Am Montag war man in der Kammer nicht eben erfreut darüber, dass die Initiatoren des Transparenzgesetzes versuchten, der organisierten Kaufmannschaft die Jubiläumsparty per Klage zu verhageln. „Die Klage des CCC liegt uns nicht vor“, verlautete vom Adolphsplatz. „Die Handelskammer ist auf der Grundlage der seit 2012 bekannten Rechtsauffassung der Justizbehörde nicht verpflichtet, im Transparenzportal der Stadt Dokumente zu veröffentlichen.“ Stattdessen habe sie unter hk24.de „ein eigenes Transparenzportal geschaffen, das im Dezember 2013 mehr als ein halbes Jahr vor dem Transparenzportal der Stadt an den Start ging“. Individuelle Anfragen würden „gemäß den Vorschriften des Transparenzgesetzes beantwortet“.
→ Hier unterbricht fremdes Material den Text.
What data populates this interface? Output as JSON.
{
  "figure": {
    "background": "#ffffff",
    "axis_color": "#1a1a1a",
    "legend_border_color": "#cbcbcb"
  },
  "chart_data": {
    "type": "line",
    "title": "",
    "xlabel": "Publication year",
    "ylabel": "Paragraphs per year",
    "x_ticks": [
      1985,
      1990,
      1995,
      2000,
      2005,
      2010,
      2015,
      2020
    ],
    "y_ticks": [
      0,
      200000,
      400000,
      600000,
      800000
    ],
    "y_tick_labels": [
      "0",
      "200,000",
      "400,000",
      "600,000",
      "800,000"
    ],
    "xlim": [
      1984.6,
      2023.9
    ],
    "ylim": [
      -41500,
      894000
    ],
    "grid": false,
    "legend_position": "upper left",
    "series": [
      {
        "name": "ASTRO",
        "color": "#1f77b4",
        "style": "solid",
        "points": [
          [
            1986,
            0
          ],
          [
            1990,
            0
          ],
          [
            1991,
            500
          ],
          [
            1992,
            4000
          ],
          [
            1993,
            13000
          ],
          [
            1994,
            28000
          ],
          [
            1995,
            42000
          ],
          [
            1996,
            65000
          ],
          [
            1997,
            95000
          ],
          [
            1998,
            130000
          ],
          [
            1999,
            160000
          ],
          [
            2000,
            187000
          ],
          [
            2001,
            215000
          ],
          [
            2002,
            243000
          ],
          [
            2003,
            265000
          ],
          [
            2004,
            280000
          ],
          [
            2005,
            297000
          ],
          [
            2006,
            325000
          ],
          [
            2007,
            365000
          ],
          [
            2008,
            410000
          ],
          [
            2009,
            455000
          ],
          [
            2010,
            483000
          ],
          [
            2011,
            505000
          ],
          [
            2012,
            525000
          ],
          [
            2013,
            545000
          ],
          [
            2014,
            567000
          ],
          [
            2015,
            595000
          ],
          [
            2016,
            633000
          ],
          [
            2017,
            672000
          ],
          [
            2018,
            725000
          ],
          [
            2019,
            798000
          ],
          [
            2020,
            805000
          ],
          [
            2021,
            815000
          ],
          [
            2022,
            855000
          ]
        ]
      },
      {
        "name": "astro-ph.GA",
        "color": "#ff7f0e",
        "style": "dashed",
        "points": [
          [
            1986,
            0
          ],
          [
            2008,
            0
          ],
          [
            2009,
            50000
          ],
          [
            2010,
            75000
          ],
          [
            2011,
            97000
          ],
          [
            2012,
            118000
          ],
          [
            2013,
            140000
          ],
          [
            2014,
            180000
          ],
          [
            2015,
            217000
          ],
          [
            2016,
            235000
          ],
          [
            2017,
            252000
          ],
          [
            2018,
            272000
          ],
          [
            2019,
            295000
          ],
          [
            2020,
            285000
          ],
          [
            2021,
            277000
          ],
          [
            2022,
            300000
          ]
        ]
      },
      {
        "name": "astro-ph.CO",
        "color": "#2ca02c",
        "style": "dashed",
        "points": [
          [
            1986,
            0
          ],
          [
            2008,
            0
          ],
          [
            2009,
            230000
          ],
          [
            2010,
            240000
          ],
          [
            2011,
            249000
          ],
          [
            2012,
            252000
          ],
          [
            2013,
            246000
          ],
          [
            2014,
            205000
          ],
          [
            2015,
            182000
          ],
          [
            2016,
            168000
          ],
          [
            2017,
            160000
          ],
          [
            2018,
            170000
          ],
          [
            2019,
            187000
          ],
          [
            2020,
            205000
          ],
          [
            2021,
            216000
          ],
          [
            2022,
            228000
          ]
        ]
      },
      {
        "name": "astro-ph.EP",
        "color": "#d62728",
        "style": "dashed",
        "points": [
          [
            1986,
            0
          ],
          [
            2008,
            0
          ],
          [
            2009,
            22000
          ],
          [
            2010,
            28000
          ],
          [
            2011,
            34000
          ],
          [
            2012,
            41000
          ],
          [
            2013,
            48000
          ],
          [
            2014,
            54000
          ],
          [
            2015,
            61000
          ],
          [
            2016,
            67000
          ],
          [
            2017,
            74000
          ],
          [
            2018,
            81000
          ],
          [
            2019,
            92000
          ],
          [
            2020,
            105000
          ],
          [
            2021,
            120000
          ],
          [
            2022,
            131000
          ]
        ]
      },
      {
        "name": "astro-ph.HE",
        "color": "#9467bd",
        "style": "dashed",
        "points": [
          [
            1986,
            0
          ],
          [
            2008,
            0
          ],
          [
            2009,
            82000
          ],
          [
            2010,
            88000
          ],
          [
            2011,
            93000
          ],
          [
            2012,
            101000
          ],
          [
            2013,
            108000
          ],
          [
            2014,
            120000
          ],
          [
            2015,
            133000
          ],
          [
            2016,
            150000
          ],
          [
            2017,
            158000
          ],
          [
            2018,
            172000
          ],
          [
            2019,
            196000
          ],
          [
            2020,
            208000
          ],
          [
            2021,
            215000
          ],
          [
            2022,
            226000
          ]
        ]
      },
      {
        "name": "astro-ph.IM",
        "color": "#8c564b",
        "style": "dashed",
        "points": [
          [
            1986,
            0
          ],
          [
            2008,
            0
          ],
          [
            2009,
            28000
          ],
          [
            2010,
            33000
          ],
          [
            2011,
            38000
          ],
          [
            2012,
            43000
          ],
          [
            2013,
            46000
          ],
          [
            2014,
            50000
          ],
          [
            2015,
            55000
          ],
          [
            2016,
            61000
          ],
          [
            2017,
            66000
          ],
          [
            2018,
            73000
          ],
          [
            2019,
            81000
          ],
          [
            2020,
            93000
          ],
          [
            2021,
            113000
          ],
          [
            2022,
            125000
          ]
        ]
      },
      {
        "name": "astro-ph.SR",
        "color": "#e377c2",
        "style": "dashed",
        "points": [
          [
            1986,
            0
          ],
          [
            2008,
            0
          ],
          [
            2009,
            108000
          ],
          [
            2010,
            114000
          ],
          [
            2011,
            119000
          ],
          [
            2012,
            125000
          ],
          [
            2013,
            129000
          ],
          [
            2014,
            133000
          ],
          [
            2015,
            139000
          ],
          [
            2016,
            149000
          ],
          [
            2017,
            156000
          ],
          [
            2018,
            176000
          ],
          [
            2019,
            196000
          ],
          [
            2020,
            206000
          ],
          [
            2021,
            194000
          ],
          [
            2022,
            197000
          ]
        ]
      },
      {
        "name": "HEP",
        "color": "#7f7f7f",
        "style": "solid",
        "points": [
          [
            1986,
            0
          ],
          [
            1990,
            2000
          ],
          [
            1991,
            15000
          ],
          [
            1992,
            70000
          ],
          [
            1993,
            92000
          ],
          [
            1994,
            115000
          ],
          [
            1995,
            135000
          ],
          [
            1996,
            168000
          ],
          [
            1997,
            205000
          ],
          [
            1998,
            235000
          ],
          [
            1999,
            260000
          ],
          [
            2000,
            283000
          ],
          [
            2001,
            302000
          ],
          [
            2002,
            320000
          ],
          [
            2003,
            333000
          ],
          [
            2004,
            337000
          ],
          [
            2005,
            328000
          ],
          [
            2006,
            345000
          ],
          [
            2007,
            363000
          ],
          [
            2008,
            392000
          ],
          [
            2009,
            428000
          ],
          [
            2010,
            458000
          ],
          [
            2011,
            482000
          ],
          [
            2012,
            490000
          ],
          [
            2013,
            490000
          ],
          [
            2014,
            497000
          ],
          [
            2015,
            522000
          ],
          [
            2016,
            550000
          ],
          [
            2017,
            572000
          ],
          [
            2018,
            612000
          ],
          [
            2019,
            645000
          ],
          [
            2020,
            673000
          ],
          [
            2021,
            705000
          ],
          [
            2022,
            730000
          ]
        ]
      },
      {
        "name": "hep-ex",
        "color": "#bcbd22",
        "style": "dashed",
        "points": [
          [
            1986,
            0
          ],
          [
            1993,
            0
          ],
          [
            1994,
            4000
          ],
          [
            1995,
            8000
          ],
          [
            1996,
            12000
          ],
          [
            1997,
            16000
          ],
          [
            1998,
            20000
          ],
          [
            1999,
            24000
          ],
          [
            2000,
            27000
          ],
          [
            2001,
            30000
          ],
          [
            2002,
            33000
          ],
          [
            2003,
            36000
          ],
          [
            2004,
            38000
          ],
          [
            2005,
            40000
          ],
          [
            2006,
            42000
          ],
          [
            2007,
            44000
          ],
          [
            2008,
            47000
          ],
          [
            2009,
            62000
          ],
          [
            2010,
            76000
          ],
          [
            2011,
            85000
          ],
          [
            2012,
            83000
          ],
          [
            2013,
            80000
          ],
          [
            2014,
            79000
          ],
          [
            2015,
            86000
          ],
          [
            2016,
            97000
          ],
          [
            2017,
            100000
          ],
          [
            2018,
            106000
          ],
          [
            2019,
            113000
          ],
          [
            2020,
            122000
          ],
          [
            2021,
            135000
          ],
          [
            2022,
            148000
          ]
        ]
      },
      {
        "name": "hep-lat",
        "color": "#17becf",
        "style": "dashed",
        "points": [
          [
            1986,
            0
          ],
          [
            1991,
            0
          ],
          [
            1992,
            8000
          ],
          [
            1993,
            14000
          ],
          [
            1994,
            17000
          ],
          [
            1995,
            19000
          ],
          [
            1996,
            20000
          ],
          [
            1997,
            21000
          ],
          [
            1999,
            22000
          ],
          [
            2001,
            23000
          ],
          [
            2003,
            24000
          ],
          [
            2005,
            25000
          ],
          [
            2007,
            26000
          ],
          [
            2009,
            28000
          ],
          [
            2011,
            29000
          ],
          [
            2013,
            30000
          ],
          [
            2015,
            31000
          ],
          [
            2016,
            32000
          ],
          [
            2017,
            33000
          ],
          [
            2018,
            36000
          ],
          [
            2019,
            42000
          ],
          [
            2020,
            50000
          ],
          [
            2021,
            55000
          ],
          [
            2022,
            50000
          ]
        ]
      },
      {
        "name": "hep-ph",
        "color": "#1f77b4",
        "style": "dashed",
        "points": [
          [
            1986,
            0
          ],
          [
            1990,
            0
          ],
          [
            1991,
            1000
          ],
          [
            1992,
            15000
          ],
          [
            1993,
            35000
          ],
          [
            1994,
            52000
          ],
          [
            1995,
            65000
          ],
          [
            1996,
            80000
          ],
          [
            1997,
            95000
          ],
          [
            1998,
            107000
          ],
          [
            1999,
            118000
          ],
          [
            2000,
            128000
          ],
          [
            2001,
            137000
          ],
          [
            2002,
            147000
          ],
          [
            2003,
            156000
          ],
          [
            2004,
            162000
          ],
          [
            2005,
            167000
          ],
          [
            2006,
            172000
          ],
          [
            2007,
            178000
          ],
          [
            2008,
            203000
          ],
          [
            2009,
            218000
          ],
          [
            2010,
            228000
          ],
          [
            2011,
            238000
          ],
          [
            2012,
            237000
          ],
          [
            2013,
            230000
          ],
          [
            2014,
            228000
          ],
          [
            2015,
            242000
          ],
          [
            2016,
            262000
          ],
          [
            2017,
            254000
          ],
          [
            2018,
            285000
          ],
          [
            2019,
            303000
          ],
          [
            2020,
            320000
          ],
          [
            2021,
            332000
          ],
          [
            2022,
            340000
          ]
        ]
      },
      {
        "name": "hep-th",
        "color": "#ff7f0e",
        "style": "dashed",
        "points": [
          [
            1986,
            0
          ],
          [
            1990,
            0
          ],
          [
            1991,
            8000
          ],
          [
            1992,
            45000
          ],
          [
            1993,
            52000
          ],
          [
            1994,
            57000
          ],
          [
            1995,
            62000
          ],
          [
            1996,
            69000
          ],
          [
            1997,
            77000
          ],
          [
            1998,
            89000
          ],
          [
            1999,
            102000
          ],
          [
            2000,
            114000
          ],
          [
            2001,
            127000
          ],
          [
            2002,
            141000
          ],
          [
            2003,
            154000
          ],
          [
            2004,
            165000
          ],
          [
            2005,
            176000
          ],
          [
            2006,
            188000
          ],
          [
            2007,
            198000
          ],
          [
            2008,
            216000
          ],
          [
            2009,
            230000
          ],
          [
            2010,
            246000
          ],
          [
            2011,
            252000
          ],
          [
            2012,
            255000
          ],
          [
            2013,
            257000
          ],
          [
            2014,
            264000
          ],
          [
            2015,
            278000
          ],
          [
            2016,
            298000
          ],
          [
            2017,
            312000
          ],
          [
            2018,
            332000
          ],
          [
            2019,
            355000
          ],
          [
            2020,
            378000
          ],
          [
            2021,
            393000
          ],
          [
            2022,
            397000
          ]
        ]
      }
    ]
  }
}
Allerdings gibt es auch in diesem Punkt bereits Streit vor Gericht. Der Unternehmer Stefan Duphorn (wer-zu-wem GmbH) hatte bereits im Dezember eine Klage gegen die Handelskammer eingereicht. Grund: Die Kammer weigerte sich trotz mehrerer Anfragen, das exakte Ergebnis der Wahl von Präses Fritz Horst Melsheimer aus dem Frühjahr 2014 zu veröffentlichen. Duphorn hatte einen Antrag nach dem Transparenzgesetz gestellt, den die Kammer jedoch ablehnte. Auch Gutachten des Hamburger Beauftragten für Datenschutz und Informationsfreiheit, Johannes Caspar, die eine Veröffentlichungspflicht feststellten, beeindruckten die Kammer nicht. Nun muss auch hier ein Gericht klären, inwieweit die Kammer unter die Vorgaben des Transparenzgesetzes fällt.

Mittlerweile hat Kammer-Präses Melsheimer zwar sein Einlenken im Streit um Gehältertransparenz und Wahlergebnis angekündigt. Beides würde demnächst veröffentlicht. Über die Grundsatzfrage aber, wie transparent die Kammern sein müssen, werden nun gleichwohl die Richter entscheiden.